O.M. Ungers: Drawing a metaphor

Diogo Lopes and Fanny Noël

Oswald Mathias Ungers and Peter Riemann, Final archipelago drawing for Berlin: A Green Archipelago. Urban Planning Manifesto, 1977. Pen, ink and colour pencil on transparent paper, 675 x 635 mm. UAA Ungers Archiv für Architkturwissenschaft, Köln.

This drawing emerged within the framework of a summer school in Berlin, organized by Oswald Mathias Ungers for his Cornell students in 1977. The project was developed by the German architect together with his assistants, Peter Riemann, Rem Koolhaas, Hans Kolhoff and Arthur Ovaska and it offers a vision for a city undergoing a process of population decline. Ungers, who would later publish the book entitled Morphologie: City Metaphor (1982), depicts an image of a green archipelago, where architectural ensembles would become ‘islands’ and the space between them ‘an ocean of vegetation’. A relatively simple composition, solely consisting of figures and ground. To compose the drawing, the imagery of cartography is invoked. A grid of meridians and parallels defines the ground, similar to what one might find on nautical charts. This element fills the board in its entirety, passing through the boundary of Berlin, represented by a simple line. It ignores the urban fabric of the old streets and avenues and draws a great void. This grid is only interrupted by a series of colourful three-dimensional figures, with no particular anchor—like ships floating in an immense ocean. 

The intention to represent a metaphor of the project rather than the project itself is particularly relevant.

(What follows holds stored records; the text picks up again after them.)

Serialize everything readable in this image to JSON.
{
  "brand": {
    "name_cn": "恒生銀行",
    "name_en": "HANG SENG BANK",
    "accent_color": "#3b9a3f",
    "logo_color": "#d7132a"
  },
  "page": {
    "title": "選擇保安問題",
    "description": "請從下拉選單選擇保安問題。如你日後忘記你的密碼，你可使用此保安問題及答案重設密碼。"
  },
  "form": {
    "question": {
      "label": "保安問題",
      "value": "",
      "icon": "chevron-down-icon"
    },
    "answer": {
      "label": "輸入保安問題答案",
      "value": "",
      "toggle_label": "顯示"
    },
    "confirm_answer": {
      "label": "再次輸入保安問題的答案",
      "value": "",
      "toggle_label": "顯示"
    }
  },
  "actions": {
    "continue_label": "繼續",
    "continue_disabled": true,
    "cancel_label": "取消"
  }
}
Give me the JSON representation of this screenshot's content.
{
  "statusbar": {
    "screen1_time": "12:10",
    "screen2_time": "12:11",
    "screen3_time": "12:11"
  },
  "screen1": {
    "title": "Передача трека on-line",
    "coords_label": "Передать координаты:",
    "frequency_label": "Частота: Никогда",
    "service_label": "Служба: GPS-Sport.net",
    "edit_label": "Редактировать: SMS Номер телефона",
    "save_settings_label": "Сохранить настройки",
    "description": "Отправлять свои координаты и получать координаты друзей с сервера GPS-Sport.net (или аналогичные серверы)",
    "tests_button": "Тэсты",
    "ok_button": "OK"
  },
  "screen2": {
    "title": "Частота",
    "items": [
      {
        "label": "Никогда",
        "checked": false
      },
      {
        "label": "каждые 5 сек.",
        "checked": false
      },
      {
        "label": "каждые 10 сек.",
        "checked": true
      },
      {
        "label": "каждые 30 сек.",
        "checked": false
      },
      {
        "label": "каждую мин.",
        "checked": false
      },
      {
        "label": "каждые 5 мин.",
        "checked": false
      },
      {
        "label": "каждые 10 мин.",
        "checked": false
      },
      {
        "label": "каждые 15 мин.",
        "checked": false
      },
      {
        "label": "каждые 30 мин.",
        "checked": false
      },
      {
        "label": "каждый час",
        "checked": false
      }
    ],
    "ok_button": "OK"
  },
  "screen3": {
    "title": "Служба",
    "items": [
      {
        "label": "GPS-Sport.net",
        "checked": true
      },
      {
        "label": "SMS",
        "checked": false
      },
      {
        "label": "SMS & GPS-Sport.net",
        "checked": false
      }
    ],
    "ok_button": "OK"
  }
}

Ungers was not interested in defining what the ocean of vegetation was. He knew it was an immense task and that it should include the unpredictability and variety associated with nature. In contrast, the architectural strength of the selected remnants is reinforced. These are transformed into environmental figures and their silhouettes, better defined with colour gradients, help to charge the spaces in-between through their magnetic relationships. Ungers draws a metaphor for the city in a poetic manner that is open enough and still relevant today.[1]

Oswald Mathias Ungers, Map of building structures in Berlin for Berlin: A Green Archipelago. Urban Planning Manifesto, 1977. Ink on transperant paper, 650 x 620 mm. UAA Ungers Archiv für Architkturwissenschaft, Köln.

Notes

  1. Rem Koolhaas and Oswald Matthias Ungers, The City in the City. Berlin: A Green Archipelago, ed. by Florian Hertweck and Sébastien Maron (Baden, Switzerland: Lars Müller, 2013).

Fanny Noël and Diogo Lopes are architects and co-founders of CABINET in Geneva, Switzerland. They respectively studied at EAVT Paris-Est and at the University of Coimbra before establishing their joint practice in 2019. Fanny and Diogo combine the office’s activities with cultural and academic contributions, teaching at EPFL Lausanne and AAM Mendrisio, and participating in conferences, exhibitions, and juries at various universities.